For example, cpanm Date::Parse

To install and set up ESXi utility

1. The ESXi Support utility is installed as a part of Symantec Critical System Protection 5.2.9 agent installation on a Linux operating system. The default directory for the ESXi support utility is:

/opt/Symantec/scspagent/IDS/bin/esxi_fim

2. When you install ESXi support utility for the first time, open a terminal window, and run the following command located in the default directory:

rfs_config.sh -setup

3. Specify a directory where you want to store the ESXi host files that are retrieved by the tool, or press Enter to accept the default, which is /fim/scspfim.

4. When prompted for the synchronization interval, type a valid interval between 3 to 60 minutes. It adds a cron job to the root user's crontab to run the RFS utility based on the specified synchronization interval.

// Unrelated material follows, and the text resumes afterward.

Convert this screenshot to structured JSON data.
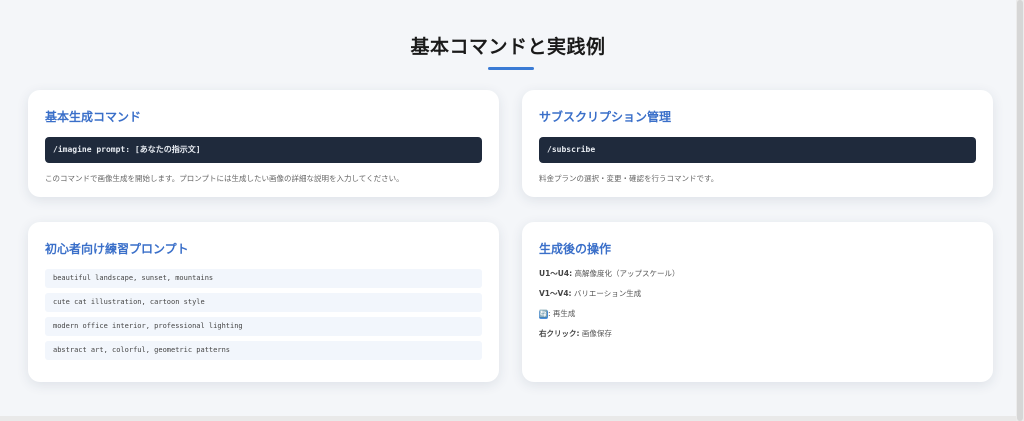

Note: If you want to create a synchronization interval of more than 60 minutes, type 60 when you run the setup, and then manually edit the cron-tab entry /etc/crontab file to change the synchronization interval.

You can also run the setup silently by providing the above information in the following way:

rfs_config.sh -setup -fimpath <path for the root directory> -syncinterval <interval in minutes>

5. The ESXi support utility can now be configured to add, modify, delete, and list ESXi Hosts.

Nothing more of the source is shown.